A recommender system generates personalized recommendations for a user by computing the preference score of items, sorting the items according to the score, and filtering top-K items with high scores. While sorting and ranking items are integral for this recommendation procedure, it is nontrivial to incorporate them in the process of end-to-end model training since sorting is nondifferentiable and hard to optimize with gradient descent. This incurs the inconsistency issue between existing learning objectives and ranking metrics of recommenders.
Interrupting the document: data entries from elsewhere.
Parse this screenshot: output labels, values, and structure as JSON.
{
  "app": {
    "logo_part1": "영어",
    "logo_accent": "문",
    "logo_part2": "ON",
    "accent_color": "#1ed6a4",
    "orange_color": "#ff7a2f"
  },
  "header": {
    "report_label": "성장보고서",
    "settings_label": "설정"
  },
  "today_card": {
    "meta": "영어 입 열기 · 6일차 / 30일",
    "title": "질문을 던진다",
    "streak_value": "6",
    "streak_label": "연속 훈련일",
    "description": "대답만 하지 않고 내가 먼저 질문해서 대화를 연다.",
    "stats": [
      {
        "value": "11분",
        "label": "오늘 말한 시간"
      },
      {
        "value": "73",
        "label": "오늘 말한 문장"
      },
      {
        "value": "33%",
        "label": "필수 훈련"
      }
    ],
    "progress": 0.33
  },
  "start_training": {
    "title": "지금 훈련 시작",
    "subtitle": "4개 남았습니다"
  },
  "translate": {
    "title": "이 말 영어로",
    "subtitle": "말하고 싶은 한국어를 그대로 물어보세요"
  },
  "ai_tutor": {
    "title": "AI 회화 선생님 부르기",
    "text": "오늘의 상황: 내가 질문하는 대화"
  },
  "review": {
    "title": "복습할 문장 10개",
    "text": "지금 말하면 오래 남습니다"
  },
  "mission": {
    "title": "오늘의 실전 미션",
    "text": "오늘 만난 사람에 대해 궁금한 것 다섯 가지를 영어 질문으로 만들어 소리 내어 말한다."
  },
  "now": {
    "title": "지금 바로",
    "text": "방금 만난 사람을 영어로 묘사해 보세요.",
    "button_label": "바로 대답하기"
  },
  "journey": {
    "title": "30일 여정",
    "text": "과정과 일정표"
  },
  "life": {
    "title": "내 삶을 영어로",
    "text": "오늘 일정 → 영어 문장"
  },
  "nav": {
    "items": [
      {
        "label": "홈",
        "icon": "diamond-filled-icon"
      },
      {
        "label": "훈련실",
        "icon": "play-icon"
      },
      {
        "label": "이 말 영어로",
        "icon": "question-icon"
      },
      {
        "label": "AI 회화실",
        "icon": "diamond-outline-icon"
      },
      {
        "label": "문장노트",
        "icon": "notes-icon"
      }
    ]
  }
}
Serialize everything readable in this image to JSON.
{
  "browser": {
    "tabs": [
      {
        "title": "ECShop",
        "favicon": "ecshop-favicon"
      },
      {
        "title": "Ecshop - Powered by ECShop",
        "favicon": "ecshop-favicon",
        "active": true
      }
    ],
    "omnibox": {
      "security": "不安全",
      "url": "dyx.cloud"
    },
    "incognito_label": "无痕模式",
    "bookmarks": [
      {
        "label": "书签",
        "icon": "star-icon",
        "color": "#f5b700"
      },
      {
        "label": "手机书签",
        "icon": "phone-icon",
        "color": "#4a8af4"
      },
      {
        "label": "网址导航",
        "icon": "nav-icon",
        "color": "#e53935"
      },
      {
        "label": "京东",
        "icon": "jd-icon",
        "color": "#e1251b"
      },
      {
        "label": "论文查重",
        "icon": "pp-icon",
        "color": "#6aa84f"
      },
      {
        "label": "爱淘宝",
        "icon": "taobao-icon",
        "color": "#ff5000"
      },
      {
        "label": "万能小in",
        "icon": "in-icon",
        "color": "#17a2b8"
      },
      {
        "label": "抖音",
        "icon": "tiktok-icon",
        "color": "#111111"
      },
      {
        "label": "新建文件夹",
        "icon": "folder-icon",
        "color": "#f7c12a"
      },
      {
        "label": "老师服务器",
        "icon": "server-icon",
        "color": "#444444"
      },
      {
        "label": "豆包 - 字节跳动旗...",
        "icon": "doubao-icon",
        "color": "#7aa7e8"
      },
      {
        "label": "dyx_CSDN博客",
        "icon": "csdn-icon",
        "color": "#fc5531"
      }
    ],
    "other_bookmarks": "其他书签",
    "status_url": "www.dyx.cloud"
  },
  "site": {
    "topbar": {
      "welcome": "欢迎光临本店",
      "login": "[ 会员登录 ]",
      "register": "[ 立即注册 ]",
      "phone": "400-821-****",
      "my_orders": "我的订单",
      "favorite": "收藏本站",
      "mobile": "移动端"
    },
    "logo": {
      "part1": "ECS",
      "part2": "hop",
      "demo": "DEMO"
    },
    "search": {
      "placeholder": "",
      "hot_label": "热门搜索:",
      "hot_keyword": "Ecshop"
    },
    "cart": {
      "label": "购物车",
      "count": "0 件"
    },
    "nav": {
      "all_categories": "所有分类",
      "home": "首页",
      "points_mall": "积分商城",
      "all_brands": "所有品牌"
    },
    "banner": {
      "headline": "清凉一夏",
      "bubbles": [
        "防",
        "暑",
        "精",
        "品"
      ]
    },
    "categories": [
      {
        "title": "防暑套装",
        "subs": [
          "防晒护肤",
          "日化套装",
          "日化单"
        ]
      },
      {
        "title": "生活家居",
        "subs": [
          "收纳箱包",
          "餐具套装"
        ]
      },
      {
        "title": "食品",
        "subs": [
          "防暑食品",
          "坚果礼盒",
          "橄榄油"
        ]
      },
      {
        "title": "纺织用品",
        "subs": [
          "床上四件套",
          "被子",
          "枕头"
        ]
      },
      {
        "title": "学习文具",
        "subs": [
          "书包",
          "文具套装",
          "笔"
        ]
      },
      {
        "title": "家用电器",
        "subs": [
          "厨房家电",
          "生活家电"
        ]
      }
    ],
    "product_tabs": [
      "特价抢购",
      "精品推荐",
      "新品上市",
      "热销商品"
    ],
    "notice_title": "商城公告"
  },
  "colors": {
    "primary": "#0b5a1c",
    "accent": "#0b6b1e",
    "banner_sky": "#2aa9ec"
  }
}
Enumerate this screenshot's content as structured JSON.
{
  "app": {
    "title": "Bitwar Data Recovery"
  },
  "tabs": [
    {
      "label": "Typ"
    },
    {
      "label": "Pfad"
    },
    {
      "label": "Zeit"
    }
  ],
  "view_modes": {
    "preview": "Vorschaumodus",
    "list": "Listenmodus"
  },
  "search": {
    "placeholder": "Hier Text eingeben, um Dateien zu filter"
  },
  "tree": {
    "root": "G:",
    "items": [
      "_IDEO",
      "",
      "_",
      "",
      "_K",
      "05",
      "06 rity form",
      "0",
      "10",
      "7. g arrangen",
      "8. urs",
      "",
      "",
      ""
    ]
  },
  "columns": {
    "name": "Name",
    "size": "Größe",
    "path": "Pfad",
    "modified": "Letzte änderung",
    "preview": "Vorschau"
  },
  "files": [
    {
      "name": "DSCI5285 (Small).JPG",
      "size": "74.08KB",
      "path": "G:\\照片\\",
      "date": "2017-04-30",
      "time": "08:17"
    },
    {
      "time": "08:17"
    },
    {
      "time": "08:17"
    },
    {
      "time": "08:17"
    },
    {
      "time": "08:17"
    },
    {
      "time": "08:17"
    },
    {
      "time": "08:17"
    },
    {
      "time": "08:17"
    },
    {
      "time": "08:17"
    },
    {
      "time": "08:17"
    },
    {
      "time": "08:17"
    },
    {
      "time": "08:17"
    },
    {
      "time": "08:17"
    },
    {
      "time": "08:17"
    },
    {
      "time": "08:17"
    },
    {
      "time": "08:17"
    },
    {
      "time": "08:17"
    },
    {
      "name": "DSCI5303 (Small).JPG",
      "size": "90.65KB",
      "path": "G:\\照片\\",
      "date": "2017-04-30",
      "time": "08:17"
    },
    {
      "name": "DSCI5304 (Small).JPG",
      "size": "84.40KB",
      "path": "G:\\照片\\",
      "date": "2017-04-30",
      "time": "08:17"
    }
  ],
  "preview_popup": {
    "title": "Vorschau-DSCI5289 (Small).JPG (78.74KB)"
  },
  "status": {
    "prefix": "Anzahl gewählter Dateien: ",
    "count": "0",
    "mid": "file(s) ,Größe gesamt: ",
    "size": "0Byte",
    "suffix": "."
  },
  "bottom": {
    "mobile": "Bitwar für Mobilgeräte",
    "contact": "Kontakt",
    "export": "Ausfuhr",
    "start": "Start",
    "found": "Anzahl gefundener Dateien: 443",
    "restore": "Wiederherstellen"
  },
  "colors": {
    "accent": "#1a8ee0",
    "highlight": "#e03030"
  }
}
In this work, we present DRM (differentiable ranking metric) that mitigates the inconsistency and improves recommendation performance by employing the differentiable relaxation of ranking metrics. Via experiments with several real-world datasets, we demonstrate that the joint learning of the DRM objective upon existing factor based recommenders significantly improves the quality of recommendations, in comparison with other state-of-the-art recommendation methods.